The tribes and state agencies set 475 nets over the course of the week killing 433 pike.

The Colville Tribe and Spokane Tribe start netting in February, but McLellan said the coordinated effort “gave us the ability to have three times more effort in a short period of time.”

The effort “went better than expected,” said Brent Nichols, the Spokane Tribe of Indians fisheries manager.

Still, the fish have made advances since last year when the Colville Tribe caught a pike just 10 miles from Grand Coulee Dam.

As concerned as the co-managers of Roosevelt are about the downstream impact, they’re also worried about the more immediate impact on native fish like redband trout.

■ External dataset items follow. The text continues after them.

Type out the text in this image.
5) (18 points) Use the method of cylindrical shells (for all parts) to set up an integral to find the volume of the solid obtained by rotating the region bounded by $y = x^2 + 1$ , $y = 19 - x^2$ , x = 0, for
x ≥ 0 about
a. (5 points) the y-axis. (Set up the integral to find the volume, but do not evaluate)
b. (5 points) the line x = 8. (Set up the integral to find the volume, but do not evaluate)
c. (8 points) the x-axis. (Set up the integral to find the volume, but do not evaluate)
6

Shortly after the weeklong netting effort, the Colville Tribe caught two northern pike – one female with more than 10,000 eggs – in the Sanpoil River arm. The female weighted 28 pounds and was 43 inches long.

The Sanpoil is a spawning ground for redband trout. The trout migrate out of the sanpoil and into the lake proper. McLellan said fishery managers have seen predatory fish sit at the mouth of the Sanpoile, 17 miles from Grand Coulee Dam, and eat around 90 percent of the juvenile trout.

If pike establish themselves in the Sanpoil, it could mean disaster for the redband trout, McLellan said. Luckily, the female was killed before she could release the eggs.

At the end of the day, McLellan thinks the best anyone can do is slow the tide.

“They are expanding downstream,” she said. “We are not going to get every single one of them. We’re hoping that survival through Grand Coulee is low. But the rate they have been moving downstream, we think they are maybe three years away from being down below Chief Joseph Dam.”